Is this, then, an under-prioritised area? Whilst there may be a shortage of mainstream literature, there are several practices and concepts which are likely to be helpful:
- Rigour and clarity at the outset; organisations spend resource and time modelling costs, perhaps because cost is relatively easy to understand, but do they apply the same discipline to understanding benefits? Benefits should align to strategic objectives, be well defined (quantified if possible) to allow a solid baseline, and crucially form the starting point for projects, before selecting approach or solution. They should not be fleshed out retrospectively to 'justify' an idea already created.
- Apply Systems Thinking on benefits; Provide comprehensive benefits mapping and profiling, with more rigorous recording and testing of assumptions about how outcomes will deliver benefits. This may also include Sensitivity Analysis, to identify where benefits are particularly fragile. This approach can draw out risks to benefits that may not be immediately obvious.
- Increase profile and regularly review; Ensure your governance, and your reporting, puts benefits front and centre in stakeholders' minds. Alongside those benefits, monitor the risks to them, and early warning indicators. Encourage stakeholders to revisit benefits regularly, not just when approving the Business Case, but as part of the reporting drumbeat.
- Use an 'agile' (not necessarily AGILE) approach; This may not be easy on major infrastructure, or defence projects for example. But even here, if elements of the solution can leave latitude (and budget) for controlled change in specific areas, and if there is a willingness to experiment and defer decisions, then it may allow the outputs to evolve to be more fit for purpose on delivery. For example, a warship will take many years to develop, but the specification for some weapons, countermeasures, sensors or systems onboard could evolve in parallel with outside threats and new technological opportunities. Such approaches must be supported by appropriately flexible contracting and the right skills and toolsets.
- Tackle the cultural barriers; Such as a lack of willingness (or courage) to change direction on major, politically exposed initiatives; a lack of incentivisation to prioritise long term benefits (senior stakeholders' tenures may be much shorter than the project lifespan and there may be pressure for 'quick wins'). Success requires a mature, open organisational culture with a sustainable and long term strategic focus.
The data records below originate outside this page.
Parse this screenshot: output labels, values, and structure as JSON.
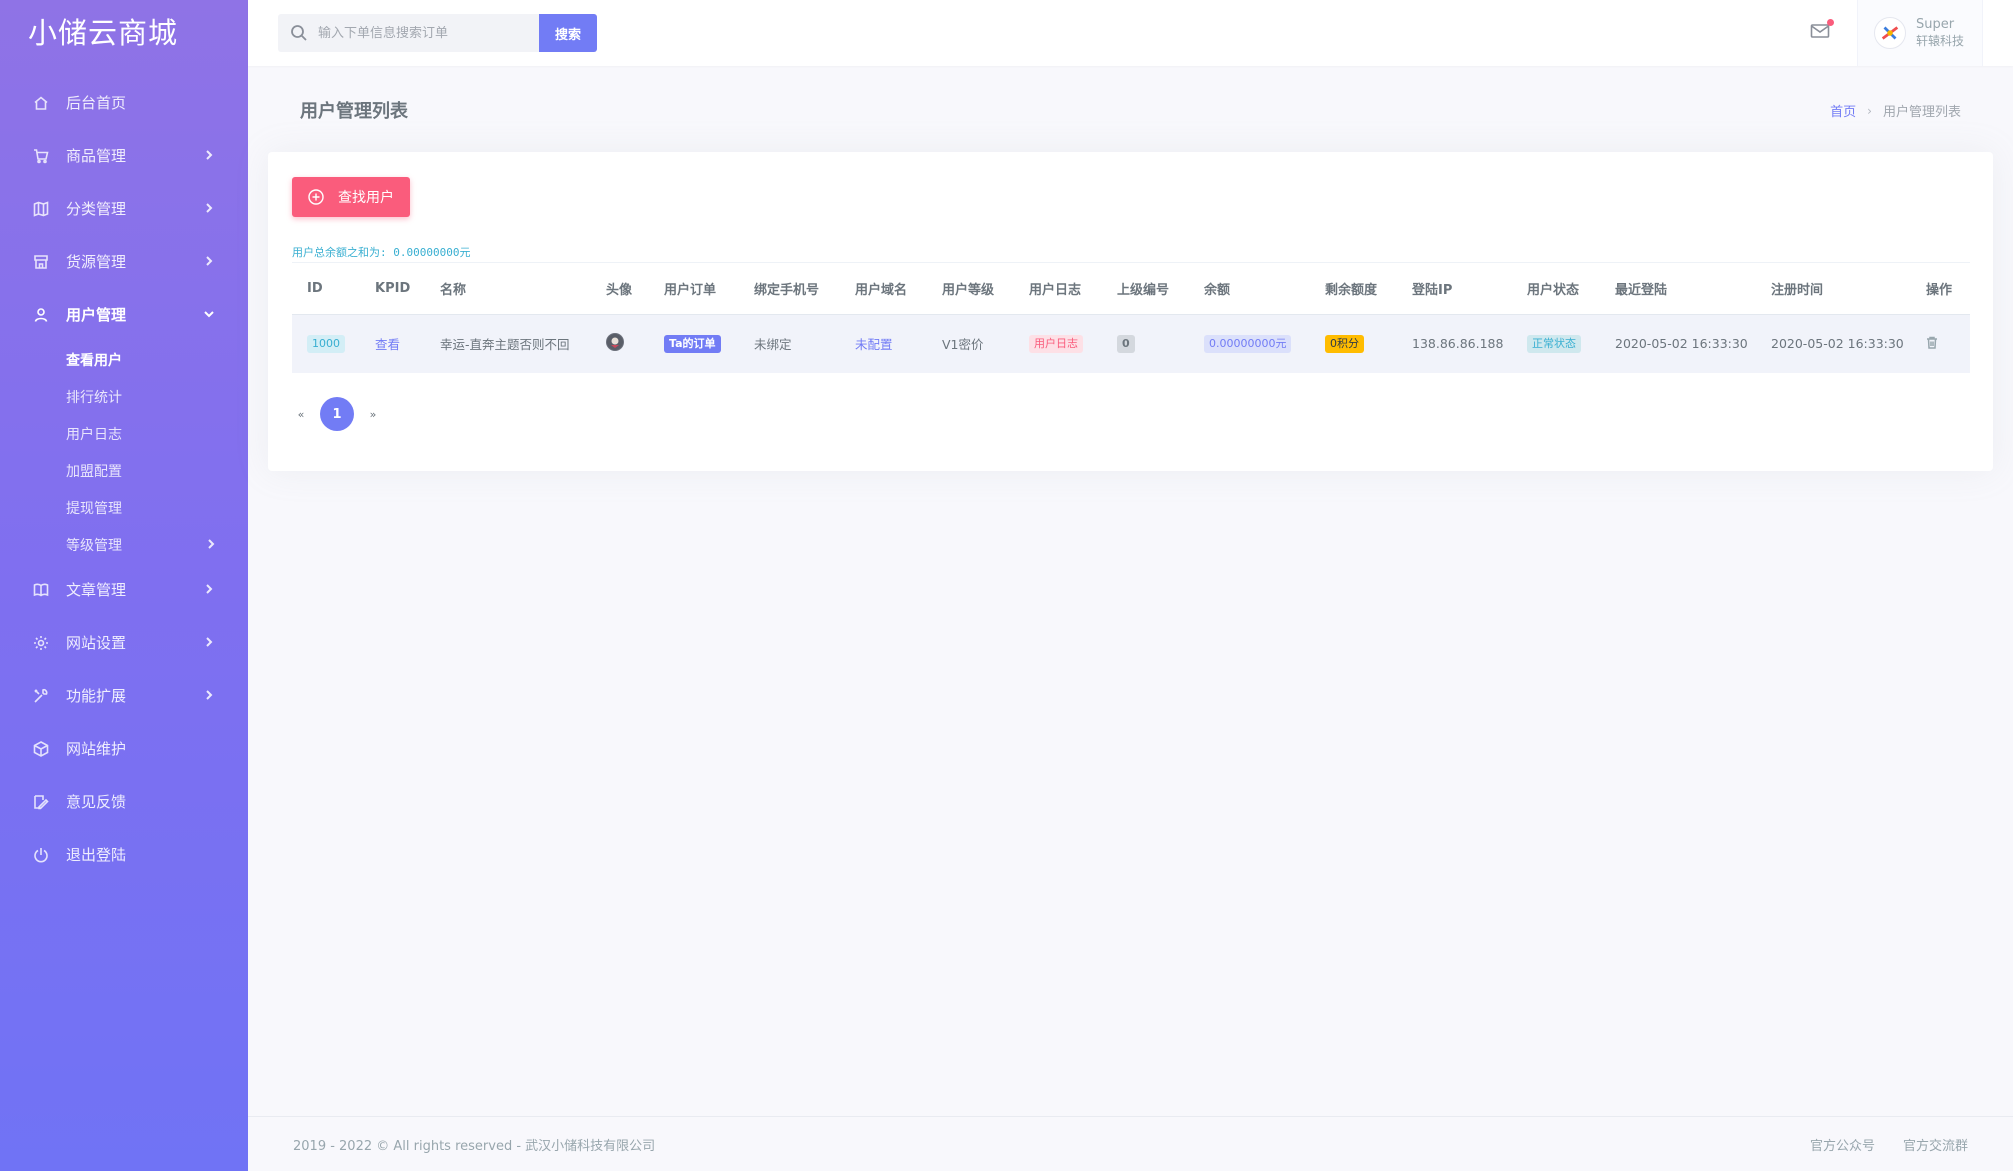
{
  "brand": "小储云商城",
  "sidebar": {
    "items": [
      {
        "label": "后台首页"
      },
      {
        "label": "商品管理"
      },
      {
        "label": "分类管理"
      },
      {
        "label": "货源管理"
      },
      {
        "label": "用户管理"
      },
      {
        "label": "文章管理"
      },
      {
        "label": "网站设置"
      },
      {
        "label": "功能扩展"
      },
      {
        "label": "网站维护"
      },
      {
        "label": "意见反馈"
      },
      {
        "label": "退出登陆"
      }
    ],
    "sub_items": [
      {
        "label": "查看用户"
      },
      {
        "label": "排行统计"
      },
      {
        "label": "用户日志"
      },
      {
        "label": "加盟配置"
      },
      {
        "label": "提现管理"
      },
      {
        "label": "等级管理"
      }
    ]
  },
  "topbar": {
    "search_placeholder": "输入下单信息搜索订单",
    "search_button": "搜索",
    "user_name": "Super",
    "user_sub": "轩辕科技"
  },
  "page": {
    "title": "用户管理列表",
    "breadcrumb_home": "首页",
    "breadcrumb_sep": "›",
    "breadcrumb_current": "用户管理列表"
  },
  "card": {
    "find_button": "查找用户",
    "total_text": "用户总余额之和为: 0.00000000元"
  },
  "table": {
    "headers": [
      "ID",
      "KPID",
      "名称",
      "头像",
      "用户订单",
      "绑定手机号",
      "用户域名",
      "用户等级",
      "用户日志",
      "上级编号",
      "余额",
      "剩余额度",
      "登陆IP",
      "用户状态",
      "最近登陆",
      "注册时间",
      "操作"
    ],
    "row": {
      "id": "1000",
      "kpid": "查看",
      "name": "幸运-直奔主题否则不回",
      "orders": "Ta的订单",
      "phone": "未绑定",
      "domain": "未配置",
      "level": "V1密价",
      "log": "用户日志",
      "parent": "0",
      "balance": "0.00000000元",
      "quota": "0积分",
      "ip": "138.86.86.188",
      "status": "正常状态",
      "last_login": "2020-05-02 16:33:30",
      "register": "2020-05-02 16:33:30"
    }
  },
  "pagination": {
    "prev": "«",
    "current": "1",
    "next": "»"
  },
  "footer": {
    "copyright": "2019 - 2022 © All rights reserved - 武汉小储科技有限公司",
    "link1": "官方公众号",
    "link2": "官方交流群"
  }
}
In summary, addressing these challenges undoubtedly involves 'doing the basics right', but in some cases will also require new approaches and a change in mindset. The above suggestions are a starting point and I hope will stimulate further discussion. BMT is always happy to engage with professionals and organisations to learn more about their own experiences and challenges in this field.
I hope you have found this blog series informative, and I welcome any comments and experiences you may wish to share.